The voiced, priestly preferral that people refrain from receiving Jesus on the tongue (what's that about?)
It's time for plain talk from the pulpit.

Yes, I hear, as I'm sure you do too, the priest occasionally talking about the Presence of Jesus in the Eucharist (and in the Word, and In Each Other...as if they were all the same thing).

It's time, I believe, for priests and bishops to plainly explain the do's and don'ts about the Blessed Sacrament.

And never the bleep mind calling the incident described here as "confrontational."

It was more than that...it was an attack, pure and simple.

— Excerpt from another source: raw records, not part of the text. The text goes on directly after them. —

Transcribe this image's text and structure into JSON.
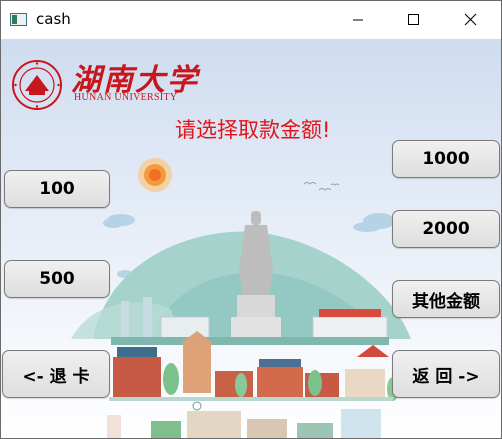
{
  "window": {
    "title": "cash",
    "controls": {
      "minimize": "minimize",
      "maximize": "maximize",
      "close": "close"
    }
  },
  "header": {
    "university_cn": "湖南大学",
    "university_en": "HUNAN UNIVERSITY"
  },
  "prompt": "请选择取款金额!",
  "amount_buttons_left": [
    "100",
    "500"
  ],
  "amount_buttons_right": [
    "1000",
    "2000",
    "其他金额"
  ],
  "nav": {
    "eject_card": "<- 退 卡",
    "back": "返 回 ->"
  },
  "colors": {
    "brand_red": "#c8161d",
    "prompt_red": "#e0141a",
    "button_face": "#e3e3e3",
    "sky_top": "#cfdcf0"
  },
  "icons": [
    "app-icon",
    "minimize-icon",
    "maximize-icon",
    "close-icon",
    "university-seal-icon"
  ]
}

And it's happening again and again and again.
We need to quit blaming the priests and bishops and take simple, effective action: walk out when your boundaries are being deliberately trampled, you are bullied, or your intelligence is insulted. When your Holy Mother Church forgets herself and gets boozy and starts doing embarrassing and inappropriate things, you can distance yourself. God does not want you to stay where you are being hurt. Go where you feel safe. It's basic survival 101 for those with loved ones off the rails due to drugs or alcohol or the mania of liturgical novelty brought on by "the spirit of Vatican Two."

Between the inexorable pressure of restating the truth about the human person, and the in-your-face example of traditional worship and Catholic custom which he constantly provides, Benedict is beginning to turn the tide.

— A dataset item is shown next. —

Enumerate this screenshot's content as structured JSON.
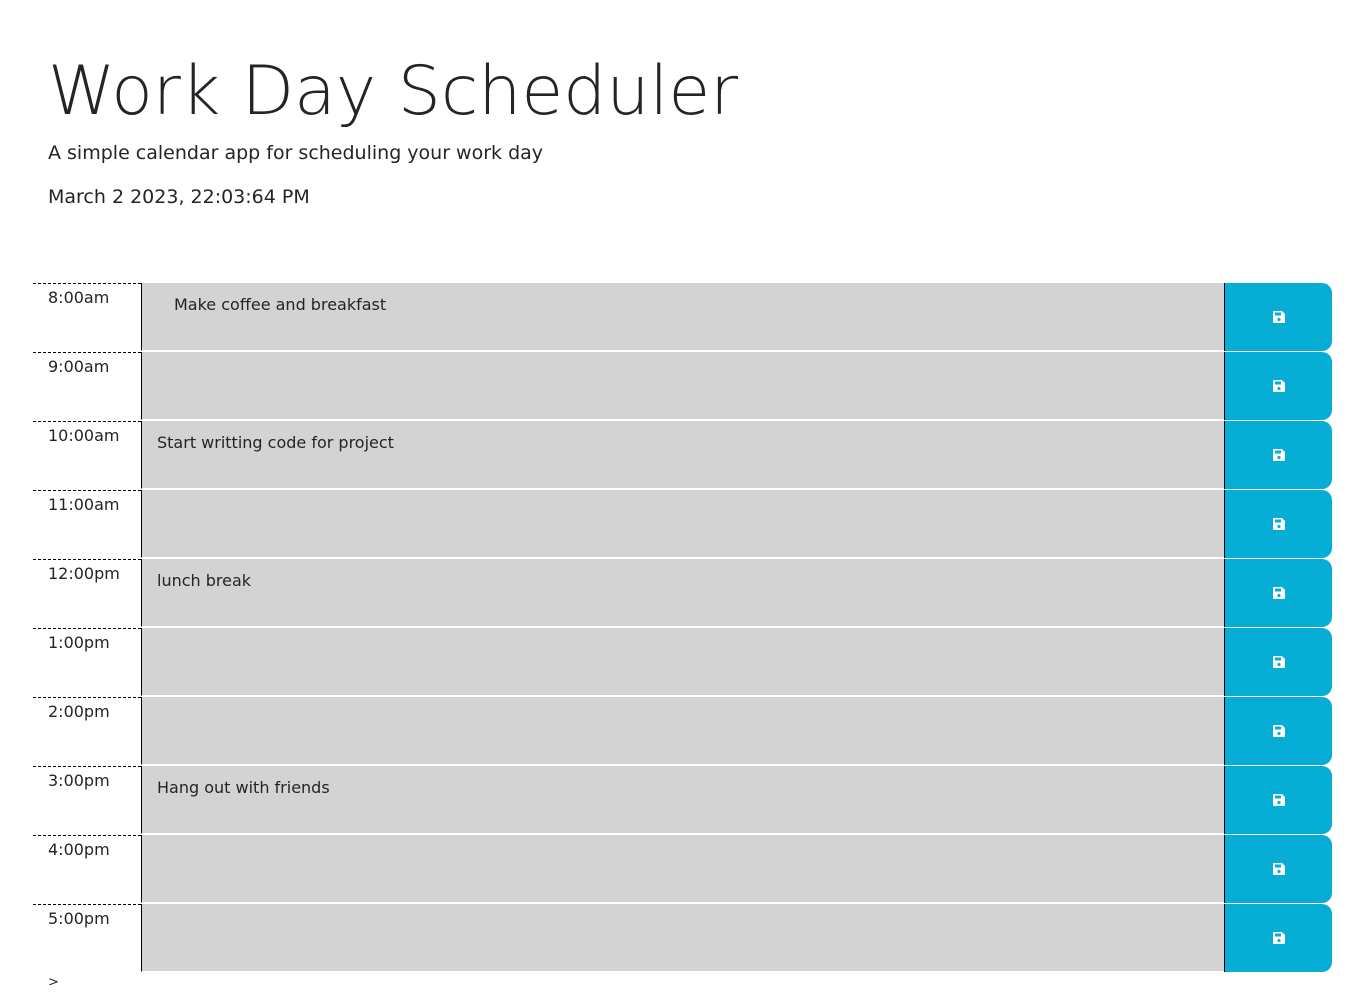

It's as though he's saying, If you're going to walk out of church, do so because it's your choice in response to being told the truth about yourself as a cherished, unbelievably special being, ransomed by God to enjoy a spiritual relationship with Him. Benedict is slowly making it clear that he does not want you to walk out of a Roman Catholic church because you were defrauded of true worship, because then it is not your choice, but a reasonable action to preserve your peace and your faith.

A good parent is consistent, even when the kids don't understand, even when they leave in a huff. A bad parent caves. A good shepherd protects his sheep from being confused and starved by those who want to tell them they now must eat only straw because of this or that inane reason, instead of the good sweet grass in the pasture.

He gets it.

That man gives me hope. I thank God for him.